Cette approche globale marque une étape importante dans la structuration des politiques publiques autour du concept One Health.

 

Transformer l’alimentation : la SNANC et les nouveaux programmes nationaux

Le sommet a également été l’occasion de rappeler la transformation en cours des politiques alimentaires, avec la mise en œuvre de la stratégie nationale alimentation, nutrition, santé, climat (SNANC).

Deux programmes majeurs viennent d’être publiés pour la période 2026-2030 :

  • le Programme national nutrition santé (PNNS)
  • le Programme national pour l’alimentation (PNA)

L’objectif de la SNANC est de définir les orientations du gouvernement pour garantir une alimentation saine, durable et accessible à tous d’ici 2030.

 

Vers un nouveau plan national sur les perturbateurs endocriniens

La France a annoncé la préparation d’un nouveau plan national relatif aux perturbateurs endocriniens (PE).

Ce plan vise à :

  • Renforcer les actions de connaissance sur ces substances et leurs effets.
  • Réduire les expositions, notamment dans les environnements du quotidien.
  • Améliorer l’information du public, un enjeu clé pour permettre à chacun d’adopter des comportements éclairés.
  • Protéger les populations, en particulier face aux impacts les plus préoccupants : infertilité, troubles du neurodéveloppement, cancers…

La néonatalité a été particulièrement mise en avant, rappelant l’importance d’agir dès les premières étapes de la vie pour limiter les expositions et prévenir les risques.

 

PFAS : une action renforcée sur les “polluants éternels”

La France poursuit et amplifie son action sur les substances per- et polyfluoroalkylées (PFAS), reconnues pour leur persistance dans l’environnement.

Les annonces incluent :

  • Une approche intégrée couvrant l’ensemble du cycle de vie de ces substances.
  • La publication d’outils d’information destinés au grand public et aux professionnels de santé.
  • L’annonce d’une circulaire relative à la gestion des boues d’épuration, en amont d’un futur cadre réglementaire renforcé. 
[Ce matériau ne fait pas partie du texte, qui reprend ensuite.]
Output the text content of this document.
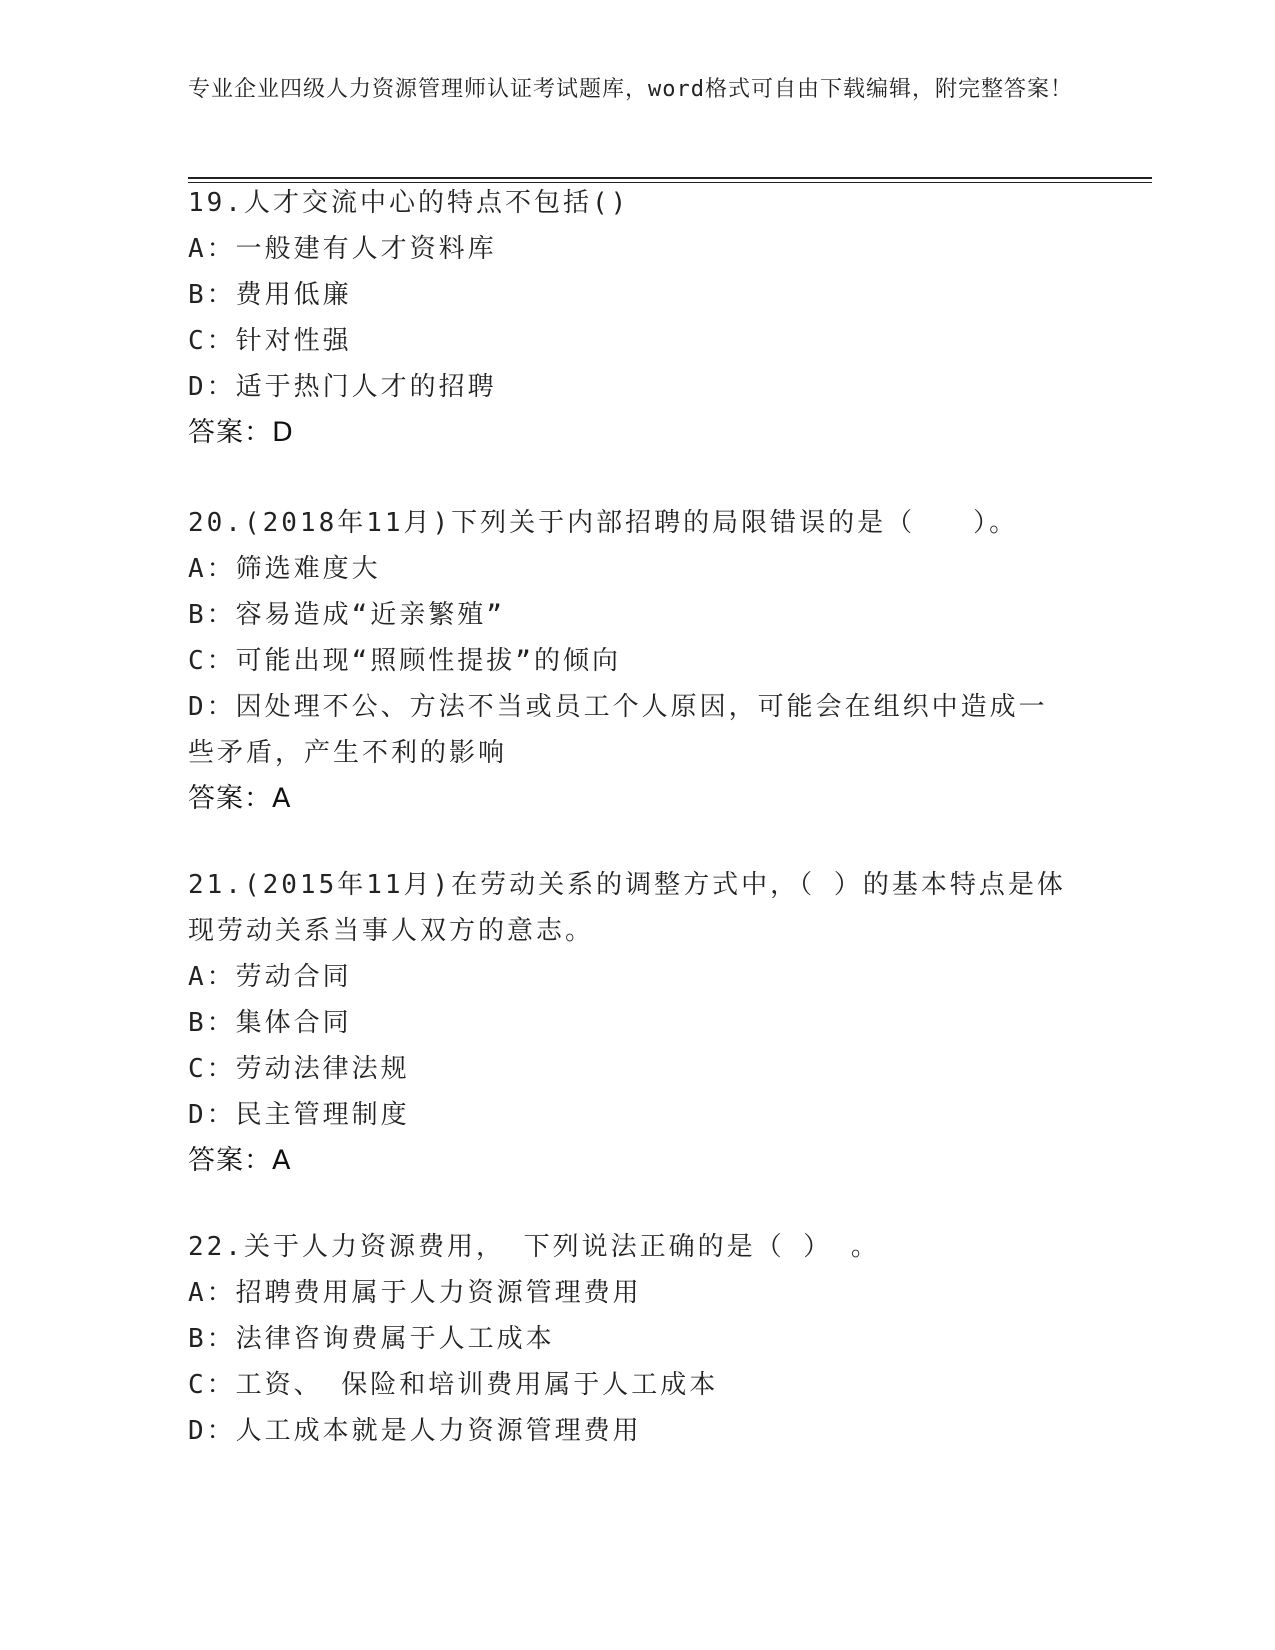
专业企业四级人力资源管理师认证考试题库，word格式可自由下载编辑，附完整答案！
19.人才交流中心的特点不包括()
A：一般建有人才资料库
B：费用低廉
C：针对性强
D：适于热门人才的招聘
答案：D
20.(2018年11月)下列关于内部招聘的局限错误的是（　　）。
A：筛选难度大
B：容易造成“近亲繁殖”
C：可能出现“照顾性提拔”的倾向
D：因处理不公、方法不当或员工个人原因，可能会在组织中造成一些矛盾，产生不利的影响
答案：A
21.(2015年11月)在劳动关系的调整方式中，（ ）的基本特点是体现劳动关系当事人双方的意志。
A：劳动合同
B：集体合同
C：劳动法律法规
D：民主管理制度
答案：A
22.关于人力资源费用， 下列说法正确的是（ ） 。
A：招聘费用属于人力资源管理费用
B：法律咨询费属于人工成本
C：工资、 保险和培训费用属于人工成本
D：人工成本就是人力资源管理费用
Ces mesures s’inscrivent dans une volonté de mieux encadrer l’usage des PFAS et de réduire leur présence dans l’environnement.

 

Un engagement réaffirmé pour une santé globale

À travers ces annonces, la France confirme sa volonté d’agir de manière cohérente et ambitieuse pour répondre aux défis sanitaires et environnementaux. Le One Health Summit a rappelé que la santé humaine ne peut être dissociée de celle des écosystèmes, et que la mobilisation collective reste essentielle pour protéger les générations actuelles et futures.